L’objectif de développement durable n°6 vise ainsi à garantir l’accès de tous à l’eau et à l’assainissement au regard des 2 cibles suivantes:
- 6.1. D’ici à 2030, assurer l’accès universel et équitable à l’eau potable et à l’assainissement, pour tous;
- 6.2. D’ici à 2030, assurer l’accès de tous, dans des conditions équitables, à des services d’assainissement et d’hygiène adéquats et mettre fin à la défécation à l’air libre, en accordant une attention particulière aux besoins des femmes et des filles et des personnes en situation vulnérable.

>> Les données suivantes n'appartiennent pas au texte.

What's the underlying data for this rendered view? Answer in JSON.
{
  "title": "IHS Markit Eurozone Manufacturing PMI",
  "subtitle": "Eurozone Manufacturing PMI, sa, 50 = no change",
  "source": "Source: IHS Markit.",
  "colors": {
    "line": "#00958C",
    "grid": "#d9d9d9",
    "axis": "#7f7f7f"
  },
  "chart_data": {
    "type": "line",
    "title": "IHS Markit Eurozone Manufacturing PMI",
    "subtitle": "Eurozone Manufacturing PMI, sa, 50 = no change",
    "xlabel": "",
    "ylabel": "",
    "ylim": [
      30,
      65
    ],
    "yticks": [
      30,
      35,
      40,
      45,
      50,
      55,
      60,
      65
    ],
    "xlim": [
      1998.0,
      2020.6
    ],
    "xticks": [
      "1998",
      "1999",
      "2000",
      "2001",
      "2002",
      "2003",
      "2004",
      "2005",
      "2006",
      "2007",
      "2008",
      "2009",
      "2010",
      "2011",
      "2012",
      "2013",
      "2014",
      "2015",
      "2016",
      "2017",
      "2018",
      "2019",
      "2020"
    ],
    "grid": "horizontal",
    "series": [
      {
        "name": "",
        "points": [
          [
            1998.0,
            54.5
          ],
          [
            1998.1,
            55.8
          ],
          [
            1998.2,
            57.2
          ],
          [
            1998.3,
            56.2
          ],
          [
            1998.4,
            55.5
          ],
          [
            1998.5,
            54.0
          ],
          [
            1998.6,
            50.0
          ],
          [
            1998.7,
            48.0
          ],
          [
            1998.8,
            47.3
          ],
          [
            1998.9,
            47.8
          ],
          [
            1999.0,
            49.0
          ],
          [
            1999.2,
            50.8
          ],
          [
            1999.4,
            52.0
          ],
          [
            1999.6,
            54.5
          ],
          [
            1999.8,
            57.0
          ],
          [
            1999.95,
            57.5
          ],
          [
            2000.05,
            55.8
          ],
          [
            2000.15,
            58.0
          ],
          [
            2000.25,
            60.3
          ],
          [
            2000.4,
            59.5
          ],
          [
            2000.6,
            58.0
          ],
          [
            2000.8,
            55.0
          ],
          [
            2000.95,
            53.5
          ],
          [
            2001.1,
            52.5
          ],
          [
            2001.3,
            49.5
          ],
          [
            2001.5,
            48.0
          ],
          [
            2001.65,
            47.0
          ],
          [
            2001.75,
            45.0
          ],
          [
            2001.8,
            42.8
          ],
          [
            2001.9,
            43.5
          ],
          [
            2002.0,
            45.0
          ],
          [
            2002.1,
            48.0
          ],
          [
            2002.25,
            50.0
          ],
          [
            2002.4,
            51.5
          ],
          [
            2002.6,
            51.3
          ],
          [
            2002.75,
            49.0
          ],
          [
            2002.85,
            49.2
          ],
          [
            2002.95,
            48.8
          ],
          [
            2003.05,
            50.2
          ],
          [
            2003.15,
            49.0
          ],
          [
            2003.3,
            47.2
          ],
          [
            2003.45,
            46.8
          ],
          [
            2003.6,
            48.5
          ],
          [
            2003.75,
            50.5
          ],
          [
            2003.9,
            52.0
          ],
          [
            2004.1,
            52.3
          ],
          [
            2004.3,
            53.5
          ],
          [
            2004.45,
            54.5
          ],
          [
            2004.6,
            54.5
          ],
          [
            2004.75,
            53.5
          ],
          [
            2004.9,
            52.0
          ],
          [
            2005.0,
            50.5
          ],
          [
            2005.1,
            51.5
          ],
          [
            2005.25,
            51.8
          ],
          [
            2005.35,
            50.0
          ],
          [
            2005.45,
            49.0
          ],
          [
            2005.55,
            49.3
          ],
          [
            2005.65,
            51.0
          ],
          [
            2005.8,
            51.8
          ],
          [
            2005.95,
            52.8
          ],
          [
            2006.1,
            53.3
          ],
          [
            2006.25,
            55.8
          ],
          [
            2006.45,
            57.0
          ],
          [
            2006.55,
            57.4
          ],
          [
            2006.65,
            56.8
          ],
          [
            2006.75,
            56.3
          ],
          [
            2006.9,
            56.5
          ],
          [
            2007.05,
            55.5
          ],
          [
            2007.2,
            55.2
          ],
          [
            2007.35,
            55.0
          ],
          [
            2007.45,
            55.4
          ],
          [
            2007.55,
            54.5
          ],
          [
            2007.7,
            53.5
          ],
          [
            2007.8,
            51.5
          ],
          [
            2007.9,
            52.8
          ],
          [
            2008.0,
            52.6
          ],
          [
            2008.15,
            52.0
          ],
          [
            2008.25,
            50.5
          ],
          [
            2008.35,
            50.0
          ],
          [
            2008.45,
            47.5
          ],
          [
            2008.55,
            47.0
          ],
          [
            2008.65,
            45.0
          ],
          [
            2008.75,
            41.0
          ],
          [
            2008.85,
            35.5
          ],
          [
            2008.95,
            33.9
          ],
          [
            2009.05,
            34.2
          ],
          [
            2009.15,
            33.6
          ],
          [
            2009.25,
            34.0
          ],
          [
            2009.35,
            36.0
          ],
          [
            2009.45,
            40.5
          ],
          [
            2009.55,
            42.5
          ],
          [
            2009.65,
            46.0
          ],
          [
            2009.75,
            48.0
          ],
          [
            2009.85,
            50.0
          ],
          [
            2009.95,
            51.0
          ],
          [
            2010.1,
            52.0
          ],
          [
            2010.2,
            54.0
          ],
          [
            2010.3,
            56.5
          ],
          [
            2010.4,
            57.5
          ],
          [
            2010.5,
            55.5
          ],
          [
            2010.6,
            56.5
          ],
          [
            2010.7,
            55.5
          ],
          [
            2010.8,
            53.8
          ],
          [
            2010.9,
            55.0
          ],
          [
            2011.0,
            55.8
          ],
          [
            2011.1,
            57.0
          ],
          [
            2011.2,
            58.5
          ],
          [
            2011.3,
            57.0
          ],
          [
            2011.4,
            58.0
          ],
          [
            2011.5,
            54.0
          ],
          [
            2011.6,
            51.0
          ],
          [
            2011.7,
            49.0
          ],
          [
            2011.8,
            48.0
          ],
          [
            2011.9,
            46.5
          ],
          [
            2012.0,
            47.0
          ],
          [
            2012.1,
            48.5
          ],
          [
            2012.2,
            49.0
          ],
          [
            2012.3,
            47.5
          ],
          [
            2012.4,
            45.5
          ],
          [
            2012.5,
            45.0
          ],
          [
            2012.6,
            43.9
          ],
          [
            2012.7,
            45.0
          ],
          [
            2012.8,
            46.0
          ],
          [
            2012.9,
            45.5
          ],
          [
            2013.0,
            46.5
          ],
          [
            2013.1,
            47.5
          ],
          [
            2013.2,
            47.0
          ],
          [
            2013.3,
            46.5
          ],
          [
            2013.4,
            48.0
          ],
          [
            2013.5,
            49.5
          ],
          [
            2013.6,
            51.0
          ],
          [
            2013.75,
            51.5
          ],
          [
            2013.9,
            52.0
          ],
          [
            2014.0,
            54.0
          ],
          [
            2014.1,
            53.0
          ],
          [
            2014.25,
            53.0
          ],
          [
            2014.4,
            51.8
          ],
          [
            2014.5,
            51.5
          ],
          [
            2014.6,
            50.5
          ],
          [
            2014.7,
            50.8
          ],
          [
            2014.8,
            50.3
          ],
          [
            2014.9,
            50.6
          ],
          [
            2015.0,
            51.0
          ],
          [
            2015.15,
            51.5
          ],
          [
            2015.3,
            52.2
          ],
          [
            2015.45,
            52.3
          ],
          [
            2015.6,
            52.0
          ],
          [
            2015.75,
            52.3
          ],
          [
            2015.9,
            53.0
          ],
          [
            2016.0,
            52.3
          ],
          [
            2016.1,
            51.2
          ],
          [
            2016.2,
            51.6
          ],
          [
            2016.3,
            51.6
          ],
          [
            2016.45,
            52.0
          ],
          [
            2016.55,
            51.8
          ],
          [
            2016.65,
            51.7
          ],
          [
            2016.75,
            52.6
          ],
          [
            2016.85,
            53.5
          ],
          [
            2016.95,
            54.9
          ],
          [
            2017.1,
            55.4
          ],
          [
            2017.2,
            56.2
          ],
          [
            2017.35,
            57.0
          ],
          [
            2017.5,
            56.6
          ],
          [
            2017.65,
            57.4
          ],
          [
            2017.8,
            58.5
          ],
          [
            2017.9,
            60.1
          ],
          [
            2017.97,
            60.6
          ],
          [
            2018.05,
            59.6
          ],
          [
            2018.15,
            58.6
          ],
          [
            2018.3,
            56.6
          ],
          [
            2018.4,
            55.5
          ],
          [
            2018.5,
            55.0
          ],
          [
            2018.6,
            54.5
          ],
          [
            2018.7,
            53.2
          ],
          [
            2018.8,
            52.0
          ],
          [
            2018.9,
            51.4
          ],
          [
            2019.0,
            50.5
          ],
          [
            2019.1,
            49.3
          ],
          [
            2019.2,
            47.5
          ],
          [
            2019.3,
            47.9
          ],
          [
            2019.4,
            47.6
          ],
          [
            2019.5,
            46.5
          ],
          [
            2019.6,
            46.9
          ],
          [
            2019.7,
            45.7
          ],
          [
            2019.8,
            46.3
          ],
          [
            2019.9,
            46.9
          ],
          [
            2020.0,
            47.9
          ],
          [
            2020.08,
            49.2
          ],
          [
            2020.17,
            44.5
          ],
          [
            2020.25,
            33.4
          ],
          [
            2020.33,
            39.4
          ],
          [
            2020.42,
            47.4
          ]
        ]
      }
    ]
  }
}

Et les deux cibles de moyens suivantes:
- 6.a D’ici à 2030, développer la coopération internationale et l’appui au renforcement des capacités des pays en développement en ce qui concerne les activités et programmes relatifs à l’eau et à l’assainissement, y compris la collecte de l’eau, la désalinisation, l’utilisation rationnelle de l’eau, le traitement des eaux usées, le recyclage et les techniques de réutilisation
- 6.b Appuyer et renforcer la participation de la population locale à l’amélioration de la gestion de l’eau et de l’assainissement
Lors d’une intervention au Conseil des droits humains, Leo Heller, rapporteur spécial des Nations Unies pour les droits humains à l’eau et l’assainissement rappelle que “les inégalités entre les sexes liées à l’eau, à l’assainissement et à l’hygiène sont omniprésentes et se produisent à tous les stades de la vie d’une femme – à travers l’enfance, l’adolescence, la parentalité, la maladie et la vieillesse. Il est urgent de veiller à ce que les femmes et les filles, tout au long de leur vie, aient les mêmes chances, les mêmes opportunités et les mêmes possibilités de mener une vie saine et autodéterminée.”
Pour que toutes personnes, a fortiori les femmes, puissent jouir pleinement de leur droits humains à l’eau et l’assainissement, les États doivent faire preuve d’un engagement politique fort.